In order for a SWF to be successful, the government must agree on the size and nature of investments and be transparent about its decisions. It must also establish accountability for management of the fund as well as maintain a strong independent judiciary to assess the lawfulness of the transactions and allocation of revenues.

This is a tall task for Tanzania’s government given past problems of fiscal opacity. On the mining industry’s profits, Revenue Watch Institue’s Silas Olang said:

It is very problematic to track the revenues from mining in Tanzania. But then it is also very difficult to find out what the money from mining is spent on. We don’t know anything about the relationship between the government and the companies.

For a government like Tanzania’s, which lacks effective government transparency and accountability, a SWF is risky. That being said,  if properly managed, the government of Tanzania will profit immensely.

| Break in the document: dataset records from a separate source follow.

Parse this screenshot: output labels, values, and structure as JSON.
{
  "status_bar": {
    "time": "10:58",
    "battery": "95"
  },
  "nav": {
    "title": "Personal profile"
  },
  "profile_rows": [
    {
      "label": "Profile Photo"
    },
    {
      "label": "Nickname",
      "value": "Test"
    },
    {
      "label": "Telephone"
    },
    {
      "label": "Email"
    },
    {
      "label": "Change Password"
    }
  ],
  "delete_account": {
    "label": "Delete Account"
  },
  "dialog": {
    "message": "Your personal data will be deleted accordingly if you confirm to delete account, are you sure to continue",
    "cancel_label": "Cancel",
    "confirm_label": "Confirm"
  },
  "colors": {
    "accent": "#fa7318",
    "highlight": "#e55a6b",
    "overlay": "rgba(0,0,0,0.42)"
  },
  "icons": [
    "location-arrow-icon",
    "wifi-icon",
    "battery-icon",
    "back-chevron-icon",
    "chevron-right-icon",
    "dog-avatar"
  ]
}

These benefits may even be self-perpetuating: for example, increased investment into the extractive sector may increase the productive capacity of local mining companies, thus increasing cooperation with multinational corporations. This would lead to more profits remaining domestic and improve the quality of life of thousands of Tanzanians by improving the employment rate.

These three challenges suggest tangible policy initiatives that the government of Tanzania can undertake to maximize the success of FDI for the purposes of gas extraction. The government has suffered from public distrust and disillusionment with the covert trade deals and subsequently sub-par results. Thorough, well-enforced customs policies, better oversight of mining deals, and responsible wealth management are all necessary to improve these results, and increasing transparency and accountability is a good place to start.